訳アリなの、ごめんなさい
「少し心の整理をつけたいので、ご入室を控えていただくようにと仰ってますが」



リラの言葉に俺はやはりな、と笑って首を振る。



「それは聞けない」

「ですが、、、」

不安そうに眉を下げる彼女に、安心させるように笑う。



「今のアーシャは1人にしておくと、ろくな事を考えない。最悪、命を断つかもしれない。
なるべく早くきちんと話すことが重要だ」

目の前の侍女は、事の詳細を知らない。
だからこそ、反論をすることはできないのはわかっていた。


「承知いたしました」

そう礼をとって部屋を出て行った。




「はぁ、、、リラから聞いたでしょうに、、、」

寝室の彼女のもとに戻れば、盛大なため息とともに、不満そうな視線が帰ってきた。

「今の君の思考状況はまだ混乱していて、正常じゃあないからね。それに、まだ君も聞きたい事はあるはずだろう?」

そう言って彼女の手を取ると。彼女はふいっと視線を逸らせたものの。手を振り払うことはしなかった。

「私の事、軽蔑したでしょう?」

ポツリとつぶやいた彼女の言葉は、予想できた言葉だった。

そう、彼女の側についてから、彼女が何故、死のうとしたのかをずっと考えていた。

彼女が、まだなにかを隠している事を彼女の言動の端端で自分は薄々感じていた。しかしそれが自分の予想以上に残酷な事だった。
きっとこの事件が起こる前に、それに自分が着目して問いただしても、彼女は口を割ることは無かったと思う。

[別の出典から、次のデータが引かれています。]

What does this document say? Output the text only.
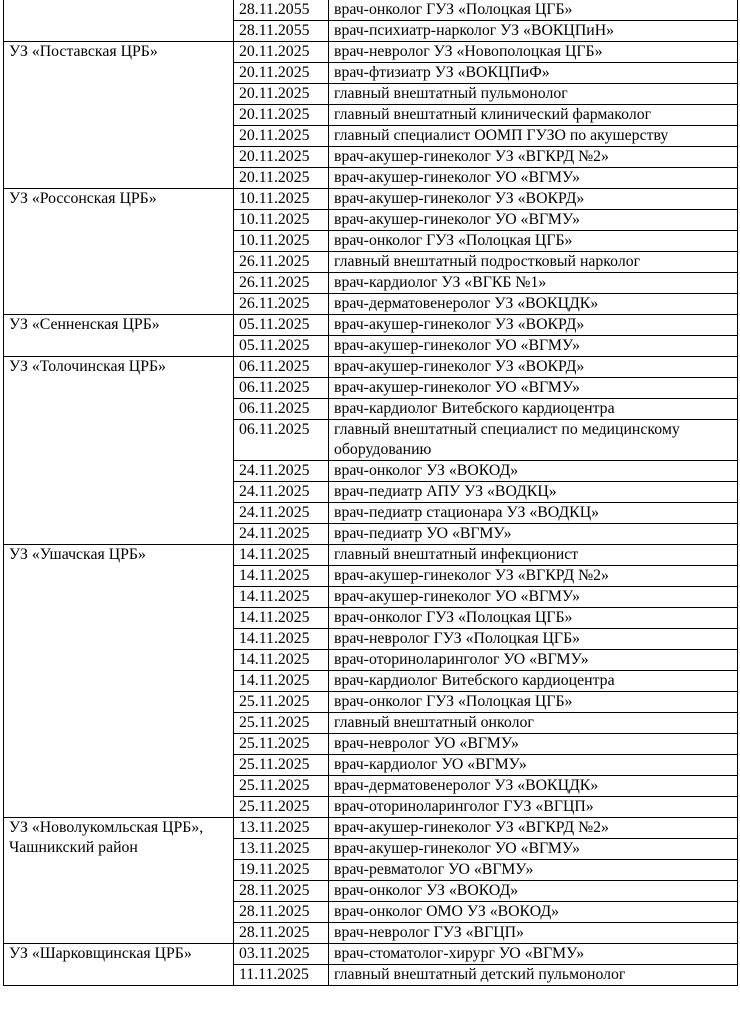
	28.11.2055	врач-онколог ГУЗ «Полоцкая ЦГБ»
	28.11.2055	врач-психиатр-нарколог УЗ «ВОКЦПиН»
УЗ «Поставская ЦРБ»	20.11.2025	врач-невролог УЗ «Новополоцкая ЦГБ»
	20.11.2025	врач-фтизиатр УЗ «ВОКЦПиФ»
	20.11.2025	главный внештатный пульмонолог
	20.11.2025	главный внештатный клинический фармаколог
	20.11.2025	главный специалист ООМП ГУЗО по акушерству
	20.11.2025	врач-акушер-гинеколог УЗ «ВГКРД №2»
	20.11.2025	врач-акушер-гинеколог УО «ВГМУ»
УЗ «Россонская ЦРБ»	10.11.2025	врач-акушер-гинеколог УЗ «ВОКРД»
	10.11.2025	врач-акушер-гинеколог УО «ВГМУ»
	10.11.2025	врач-онколог ГУЗ «Полоцкая ЦГБ»
	26.11.2025	главный внештатный подростковый нарколог
	26.11.2025	врач-кардиолог УЗ «ВГКБ №1»
	26.11.2025	врач-дерматовенеролог УЗ «ВОКЦДК»
УЗ «Сенненская ЦРБ»	05.11.2025	врач-акушер-гинеколог УЗ «ВОКРД»
	05.11.2025	врач-акушер-гинеколог УО «ВГМУ»
УЗ «Толочинская ЦРБ»	06.11.2025	врач-акушер-гинеколог УЗ «ВОКРД»
	06.11.2025	врач-акушер-гинеколог УО «ВГМУ»
	06.11.2025	врач-кардиолог Витебского кардиоцентра
	06.11.2025	главный внештатный специалист по медицинскому оборудованию
	24.11.2025	врач-онколог УЗ «ВОКОД»
	24.11.2025	врач-педиатр АПУ УЗ «ВОДКЦ»
	24.11.2025	врач-педиатр стационара УЗ «ВОДКЦ»
	24.11.2025	врач-педиатр УО «ВГМУ»
УЗ «Ушачская ЦРБ»	14.11.2025	главный внештатный инфекционист
	14.11.2025	врач-акушер-гинеколог УЗ «ВГКРД №2»
	14.11.2025	врач-акушер-гинеколог УО «ВГМУ»
	14.11.2025	врач-онколог ГУЗ «Полоцкая ЦГБ»
	14.11.2025	врач-невролог ГУЗ «Полоцкая ЦГБ»
	14.11.2025	врач-оториноларинголог УО «ВГМУ»
	14.11.2025	врач-кардиолог Витебского кардиоцентра
	25.11.2025	врач-онколог ГУЗ «Полоцкая ЦГБ»
	25.11.2025	главный внештатный онколог
	25.11.2025	врач-невролог УО «ВГМУ»
	25.11.2025	врач-кардиолог УО «ВГМУ»
	25.11.2025	врач-дерматовенеролог УЗ «ВОКЦДК»
	25.11.2025	врач-оториноларинголог ГУЗ «ВГЦП»
УЗ «Новолукомльская ЦРБ», Чашникский район	13.11.2025	врач-акушер-гинеколог УЗ «ВГКРД №2»
	13.11.2025	врач-акушер-гинеколог УО «ВГМУ»
	19.11.2025	врач-ревматолог УО «ВГМУ»
	28.11.2025	врач-онколог УЗ «ВОКОД»
	28.11.2025	врач-онколог ОМО УЗ «ВОКОД»
	28.11.2025	врач-невролог ГУЗ «ВГЦП»
УЗ «Шарковщинская ЦРБ»	03.11.2025	врач-стоматолог-хирург УО «ВГМУ»
	11.11.2025	главный внештатный детский пульмонолог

一人でずっと、彼らの影に怯えながら、抱えていくつもりだったのだろう。

癒える傷などではなかった。


なぜなら、彼女は俺に知られる事が何より怖かったはずだ。

自分の側にいる事で、彼女の苦しみは続いていたのだ。

そしてこんな形で、その苦しみが露見してしまった。

乗り込んだ時の彼女は、あの男に組み敷かれ、肌を晒していた。これ以上は、この男に与えないと、彼女の意地がせめてもの抵抗としてあのような行動に出たのだろうとおもっていた。

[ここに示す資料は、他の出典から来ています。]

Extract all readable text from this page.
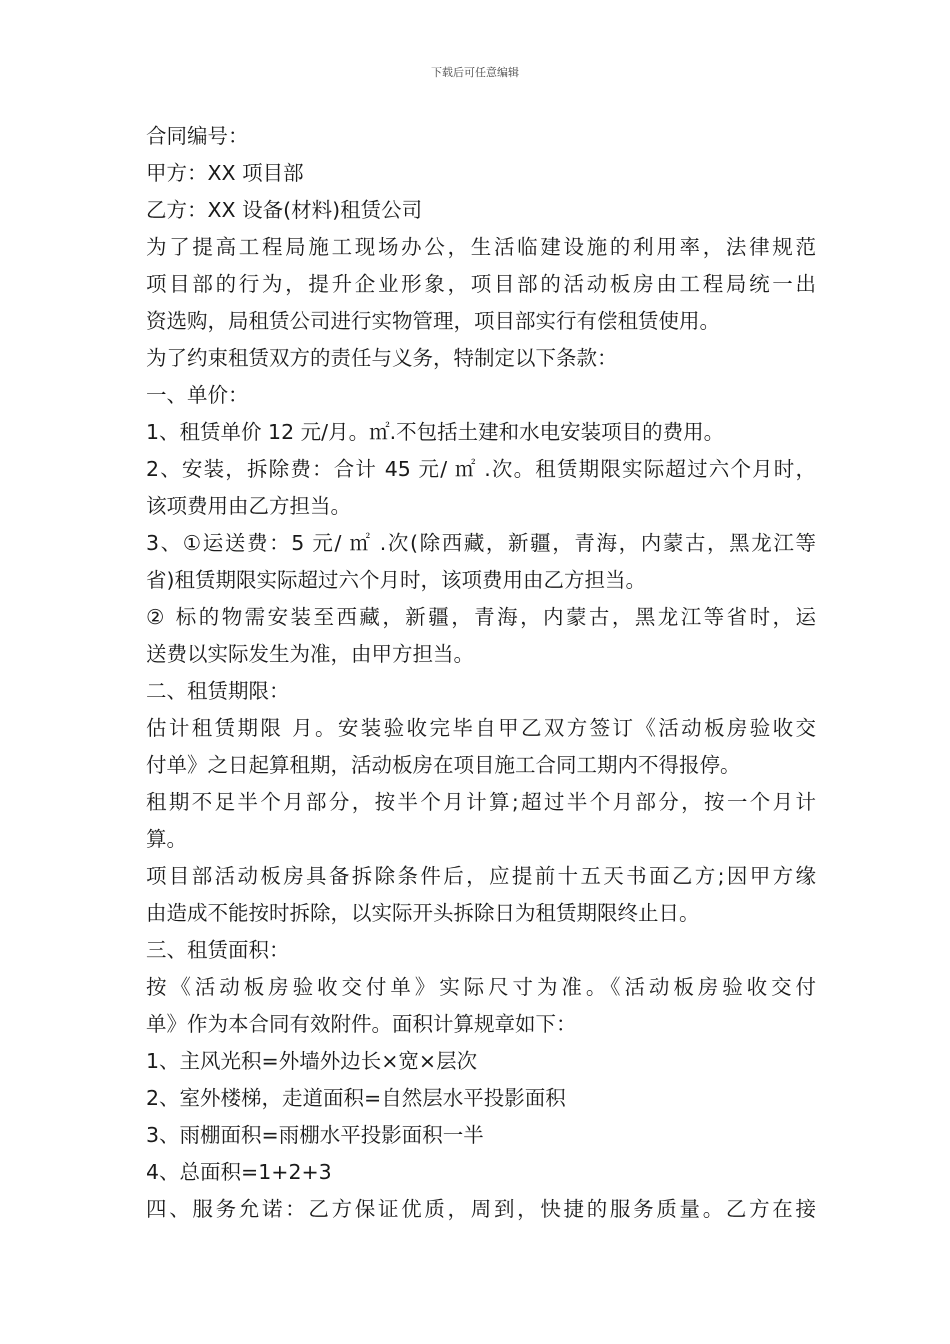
下载后可任意编辑
合同编号：
甲方：XX 项目部
乙方：XX 设备(材料)租赁公司
为了提高工程局施工现场办公，生活临建设施的利用率，法律规范
项目部的行为，提升企业形象，项目部的活动板房由工程局统一出
资选购，局租赁公司进行实物管理，项目部实行有偿租赁使用。
为了约束租赁双方的责任与义务，特制定以下条款：
一、单价：
1、租赁单价 12 元/月。㎡.不包括土建和水电安装项目的费用。
2、安装，拆除费：合计 45 元/ ㎡ .次。租赁期限实际超过六个月时，
该项费用由乙方担当。
3、①运送费：5 元/ ㎡ .次(除西藏，新疆，青海，内蒙古，黑龙江等
省)租赁期限实际超过六个月时，该项费用由乙方担当。
② 标的物需安装至西藏，新疆，青海，内蒙古，黑龙江等省时，运
送费以实际发生为准，由甲方担当。
二、租赁期限：
估计租赁期限 月。安装验收完毕自甲乙双方签订《活动板房验收交
付单》之日起算租期，活动板房在项目施工合同工期内不得报停。
租期不足半个月部分，按半个月计算;超过半个月部分，按一个月计
算。
项目部活动板房具备拆除条件后，应提前十五天书面乙方;因甲方缘
由造成不能按时拆除，以实际开头拆除日为租赁期限终止日。
三、租赁面积：
按《活动板房验收交付单》实际尺寸为准。《活动板房验收交付
单》作为本合同有效附件。面积计算规章如下：
1、主风光积=外墙外边长×宽×层次
2、室外楼梯，走道面积=自然层水平投影面积
3、雨棚面积=雨棚水平投影面积一半
4、总面积=1+2+3
四、服务允诺：乙方保证优质，周到，快捷的服务质量。乙方在接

しかし、今の言葉を聞くと、彼女のあの行動の奥にあった気持ちを知る事ができたような気がした。

しっかりと彼女の手を握り直す。
本当ならばすぐに胸の中に彼女を収めたいが、きっと抵抗されるだろう。


「軽蔑なんてしないよ。何でそんな事をしなきゃならないんだ?」

言い聞かせるように問えば、彼女の瞳からはらりと涙が溢れた。


「あなたに重大な事を黙っていたわ。とても穢らわしい事を、、、。黙ったまま結婚して、そして貴方に抱かれたわ。軽蔑されて、捨てられても仕方ないと思っている」



はらはらと彼女の瞳から涙が落ちていく。

その姿すらも、儚くて美しい。穢らわしいなんて事があるはずがない。


彼女の頬に触れて、涙を拭う。

「なんとなく、アーシャが何かを隠している事は分かっていたんだ。」

パチリと彼女が目を瞬いて視線を上げた。
もう一度彼女の頬を撫でる。

「でも、その傷すら俺と一緒にいるうちに癒して行ってくれたらと思っていたんだ。いずれ話してくれるならば、一緒にその傷を抱えていけばいいなんて、思っていた。」

君の苦しみを分かっていなかったんだ、ごめん。

そう言うと、彼女はふるふると首を振った。

「貴方は悪くないわ、、私が、、」

そう言った後、彼女は嗚咽をこらえるように、唇を引き結んだ。

その身体を引き寄せて、胸に押しつけるように抱きしめる。

「どんな事があっても、君を嫌いになんてなれないし、手放す事なんて考えられない。もし君が俺の側にいなくなると言うのなら、俺は君も道連れに死ぬかもしれない。この数日、君の横にいながらずっとそんな事を考えていた」

ぴくりと彼女の肩が震えたが、それでも抵抗する様子はないから、そのまま彼女の顳顬に口付ける。